Reunion History - Beginnings

"On the 46th wedding anniversary of Bernhard and Petra Nornes, July 8, 1934, the Nornes families met for a reunion at the Nornes home. ... The families enjoyed a picnic dinner at noon. A table was set for the wedding couple and Bendik and Sina Nornes. In the afternoon the men and boys enjoyed a kitten ball game while the ladies visited, compared babies, administered cod liver oil, orange juice, etc.... It was further decided that the head of each family make out a history of his family to be recorded by the Secretary. Also that all grownups pay ten cent dues and children five cents. This would take care of any expenses that might occur."

Thus began the series of family reunions that have continued for 74 years. The families met every summer at a family member's home. Cars were not always so reliable in the Thirties, so in 1939 Maurice Bursheim secured a school bus that he drove with all the Winger families as passengers to the reunion at Bernhard's. Lunch and program committees were appointed during the early years. But the year they met at Hermodsons', Irene and Agnes cooked cream cans full of mashed potatoes and meatballs for the entire group. All events took place outdoors, and they were never rained out until 1953.

In 1954 they began to hold the reunions at the Farmer's Union Camp on Lake Sarah at Erskine, and the meals were potluck. One hundred and three family members attended the first reunion there. The change was necessary because farm kitchens and plumbing were not adequate to take care of the growing numbers. The Camp was an ideal place because it had dormitories where family members could stay overnight. There was an assembly room with a piano, and a large kitchen. Those who stayed overnight enjoyed a pancake breakfast on Sunday morning organized and supervised by George.

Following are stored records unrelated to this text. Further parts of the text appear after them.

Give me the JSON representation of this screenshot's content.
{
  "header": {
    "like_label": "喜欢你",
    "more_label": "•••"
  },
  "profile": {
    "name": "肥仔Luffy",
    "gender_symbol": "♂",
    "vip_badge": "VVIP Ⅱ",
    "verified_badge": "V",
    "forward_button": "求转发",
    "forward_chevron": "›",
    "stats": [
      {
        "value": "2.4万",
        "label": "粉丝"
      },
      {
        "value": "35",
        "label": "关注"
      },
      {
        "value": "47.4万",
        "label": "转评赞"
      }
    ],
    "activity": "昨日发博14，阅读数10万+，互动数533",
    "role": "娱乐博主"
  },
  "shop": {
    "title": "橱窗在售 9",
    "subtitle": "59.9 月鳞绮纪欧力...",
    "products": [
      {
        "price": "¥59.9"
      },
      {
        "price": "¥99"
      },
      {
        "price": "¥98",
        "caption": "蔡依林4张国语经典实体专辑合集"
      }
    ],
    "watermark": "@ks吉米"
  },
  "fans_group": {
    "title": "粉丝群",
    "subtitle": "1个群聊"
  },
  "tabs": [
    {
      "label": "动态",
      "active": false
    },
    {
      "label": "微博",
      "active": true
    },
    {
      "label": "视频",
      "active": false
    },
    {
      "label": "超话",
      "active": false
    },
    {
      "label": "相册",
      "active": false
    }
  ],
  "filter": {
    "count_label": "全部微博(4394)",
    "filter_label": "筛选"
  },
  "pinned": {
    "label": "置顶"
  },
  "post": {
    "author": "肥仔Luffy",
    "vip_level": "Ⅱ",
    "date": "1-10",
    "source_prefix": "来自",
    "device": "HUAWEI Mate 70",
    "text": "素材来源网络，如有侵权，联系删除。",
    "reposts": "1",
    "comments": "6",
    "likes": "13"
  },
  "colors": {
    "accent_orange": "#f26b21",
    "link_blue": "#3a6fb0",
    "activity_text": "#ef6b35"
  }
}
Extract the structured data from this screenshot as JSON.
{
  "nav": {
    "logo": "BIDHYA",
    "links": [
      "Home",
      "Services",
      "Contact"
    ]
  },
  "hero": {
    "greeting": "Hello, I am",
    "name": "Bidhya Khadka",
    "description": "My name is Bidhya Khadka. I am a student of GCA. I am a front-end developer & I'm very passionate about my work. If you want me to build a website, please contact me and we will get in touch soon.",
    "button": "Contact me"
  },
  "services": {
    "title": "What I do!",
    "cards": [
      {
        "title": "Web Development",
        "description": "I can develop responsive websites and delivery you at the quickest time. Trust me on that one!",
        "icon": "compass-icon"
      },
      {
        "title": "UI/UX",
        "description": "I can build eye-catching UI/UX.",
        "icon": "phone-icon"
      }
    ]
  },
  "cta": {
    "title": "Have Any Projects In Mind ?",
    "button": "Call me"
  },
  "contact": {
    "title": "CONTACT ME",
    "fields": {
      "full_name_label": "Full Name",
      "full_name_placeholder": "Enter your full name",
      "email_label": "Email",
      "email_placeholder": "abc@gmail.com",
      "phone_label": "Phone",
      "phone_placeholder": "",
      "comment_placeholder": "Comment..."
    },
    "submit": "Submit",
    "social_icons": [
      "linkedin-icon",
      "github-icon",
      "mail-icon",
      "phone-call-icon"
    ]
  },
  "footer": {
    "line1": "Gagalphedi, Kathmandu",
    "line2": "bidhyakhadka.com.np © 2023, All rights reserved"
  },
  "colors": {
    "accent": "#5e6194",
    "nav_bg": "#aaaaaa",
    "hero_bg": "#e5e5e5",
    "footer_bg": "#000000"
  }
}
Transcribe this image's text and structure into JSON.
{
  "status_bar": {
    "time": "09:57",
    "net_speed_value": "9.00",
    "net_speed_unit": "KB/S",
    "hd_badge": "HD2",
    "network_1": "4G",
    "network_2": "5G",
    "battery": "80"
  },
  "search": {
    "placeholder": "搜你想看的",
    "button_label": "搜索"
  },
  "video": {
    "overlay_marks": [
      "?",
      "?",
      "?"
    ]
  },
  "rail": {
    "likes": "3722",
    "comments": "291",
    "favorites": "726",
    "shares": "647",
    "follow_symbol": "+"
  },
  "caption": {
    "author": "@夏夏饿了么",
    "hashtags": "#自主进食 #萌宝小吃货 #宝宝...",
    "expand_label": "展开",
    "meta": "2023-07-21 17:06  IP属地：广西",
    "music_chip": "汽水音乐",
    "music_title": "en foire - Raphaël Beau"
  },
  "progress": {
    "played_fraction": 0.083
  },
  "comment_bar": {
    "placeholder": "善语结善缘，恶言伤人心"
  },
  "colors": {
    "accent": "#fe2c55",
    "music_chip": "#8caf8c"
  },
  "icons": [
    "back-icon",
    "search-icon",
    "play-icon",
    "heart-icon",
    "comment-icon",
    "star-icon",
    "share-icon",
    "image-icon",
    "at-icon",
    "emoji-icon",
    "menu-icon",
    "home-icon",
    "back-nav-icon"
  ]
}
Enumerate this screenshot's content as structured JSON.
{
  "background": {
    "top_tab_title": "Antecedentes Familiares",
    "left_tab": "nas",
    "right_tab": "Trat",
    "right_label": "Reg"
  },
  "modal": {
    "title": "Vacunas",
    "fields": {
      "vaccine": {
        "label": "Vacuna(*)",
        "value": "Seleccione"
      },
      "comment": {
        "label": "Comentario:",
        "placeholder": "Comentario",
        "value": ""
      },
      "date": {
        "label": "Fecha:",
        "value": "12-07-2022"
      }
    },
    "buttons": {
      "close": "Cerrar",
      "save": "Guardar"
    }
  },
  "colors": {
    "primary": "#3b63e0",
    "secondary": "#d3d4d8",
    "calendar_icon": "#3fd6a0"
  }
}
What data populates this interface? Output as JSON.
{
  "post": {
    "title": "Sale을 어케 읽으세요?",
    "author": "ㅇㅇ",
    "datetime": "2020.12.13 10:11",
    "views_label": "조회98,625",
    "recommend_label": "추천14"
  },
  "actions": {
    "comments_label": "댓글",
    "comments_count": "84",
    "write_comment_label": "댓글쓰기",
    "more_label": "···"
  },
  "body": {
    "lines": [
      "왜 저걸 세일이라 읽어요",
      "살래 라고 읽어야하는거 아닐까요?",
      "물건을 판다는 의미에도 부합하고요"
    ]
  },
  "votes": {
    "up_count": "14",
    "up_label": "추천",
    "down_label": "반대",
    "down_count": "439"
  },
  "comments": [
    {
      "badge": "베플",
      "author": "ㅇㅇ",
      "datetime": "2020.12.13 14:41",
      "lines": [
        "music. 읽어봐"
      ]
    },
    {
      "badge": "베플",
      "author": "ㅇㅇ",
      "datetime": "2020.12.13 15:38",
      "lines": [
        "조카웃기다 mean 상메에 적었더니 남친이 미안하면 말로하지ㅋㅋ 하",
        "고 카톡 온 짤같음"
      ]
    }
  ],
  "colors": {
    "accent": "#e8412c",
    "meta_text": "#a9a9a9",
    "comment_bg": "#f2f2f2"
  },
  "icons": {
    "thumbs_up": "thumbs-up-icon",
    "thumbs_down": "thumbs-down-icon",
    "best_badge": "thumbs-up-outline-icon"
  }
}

Until 1991 the reunions were held on Sunday. They were formally organized with four officers and a treasury. The program opened with the raising of the Norwegian and American flags and singing of the national anthems. Uncle Jacob had presented the family with a Norwegian flag upon his visit here from Norway in 1937. A family member would give devotions or a sermonette, hymns were sung, and family members sang solos or played piano solos. Sometimes the men formed a chorus and sang, sometimes the women. With all the musical talent in the family, there was always someone to perform. The hymn singing was special, with the entire family as a grand choir, Norah accompanying, playing any hymn the group wanted to sing. After a potluck dinner, the men played softball - marrieds against the singles - and women visited. After an afternoon lunch of cake, pie, and ice cream, everyone went home.

In 1939 the organization was in the red. They owed Helmer $2.50. The next year they collected $10.15, paid Helmer back, and spent $6.50 on ice cream. At no time did the treasury hold more than $10 until the late Forties. During the war special collections were taken up to send food packages to the aunts and uncle in Skudeneshavn. In 1947 they voted to send a bedspread as a wedding present to their cousin Conrad Bjornsen in Stavanger.